To define an n-tuple as a function $F$, where $X$ is the index set and domain, and $Y$ is the set containing the elements of the tuple:
$$(a_1,a_2, ...,a_n) \equiv (X, Y, F)$$
$X= \{1,2,...,n\}$
$Y= \{a_1,a_2,...,n\}$
$F= \{(1,a_1),(2,a_2),...,(n,a_n)\}$
However, $$(a_1,a_2,...,n) := (F(1),F(2),...,F(n))$$ is a lot more comprehensible. It might be the notation in the previous definition that throws me off, or maybe there is something more fundamental that I cannot see or recall.
It sounds like you're OK thinking of a sequence $(a_1, a_2, \ldots, a_n)$ of elements of some set, $Y$, as a function.
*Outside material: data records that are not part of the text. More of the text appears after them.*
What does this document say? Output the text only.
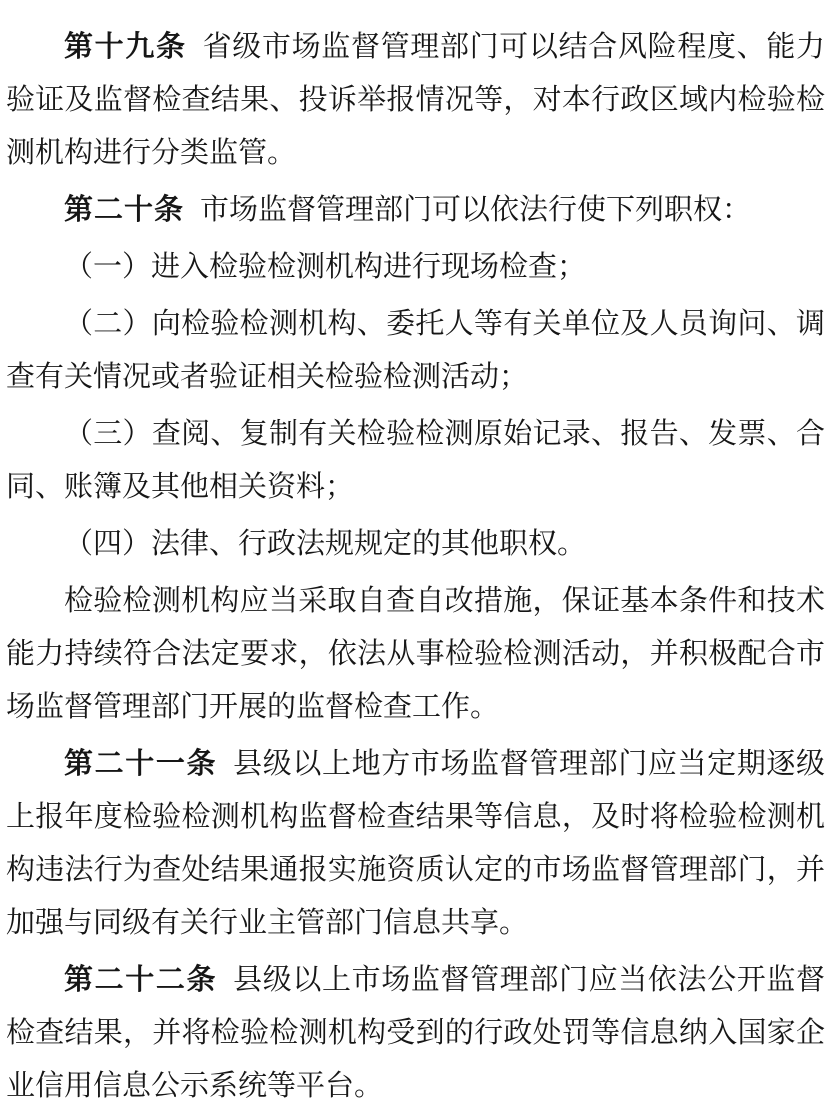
第十九条 省级市场监督管理部门可以结合风险程度、能力验证及监督检查结果、投诉举报情况等，对本行政区域内检验检测机构进行分类监管。

第二十条 市场监督管理部门可以依法行使下列职权：

（一）进入检验检测机构进行现场检查；

（二）向检验检测机构、委托人等有关单位及人员询问、调查有关情况或者验证相关检验检测活动；

（三）查阅、复制有关检验检测原始记录、报告、发票、合同、账簿及其他相关资料；

（四）法律、行政法规规定的其他职权。

检验检测机构应当采取自查自改措施，保证基本条件和技术能力持续符合法定要求，依法从事检验检测活动，并积极配合市场监督管理部门开展的监督检查工作。

第二十一条 县级以上地方市场监督管理部门应当定期逐级上报年度检验检测机构监督检查结果等信息，及时将检验检测机构违法行为查处结果通报实施资质认定的市场监督管理部门，并加强与同级有关行业主管部门信息共享。

第二十二条 县级以上市场监督管理部门应当依法公开监督检查结果，并将检验检测机构受到的行政处罚等信息纳入国家企业信用信息公示系统等平台。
Explicitly, given that our sequence should consist of $n$ elements of $Y$, let $X$ denote the set $\{1, 2, \ldots, n\}$. Then any function
\begin{align*}F: X &\to Y \\ k &\mapsto a_k\end{align*} defines a sequence that we can write, like you pointed out, $\left(f(1), f(2), \ldots, f(n)\right) = (a_1, a_2, \ldots, a_n)$.
By writing the whole thing as a triple $(X, Y, F)$, they're just listing the domain, the range, and the function $F$ from the domain to the range.
As far as writing $F = \{(1, F(1)), (2, F(2)), \ldots, (n, F(n))\}$, that's just thinking of a function as ordered pairs, with the first coordinate from the domain, and the second from the range.
I think that's the big idea: just think of the ordered triple $(X, Y, F)$ as $($domain, range, function$)$. You already know we need that data, they're just being very formal about it.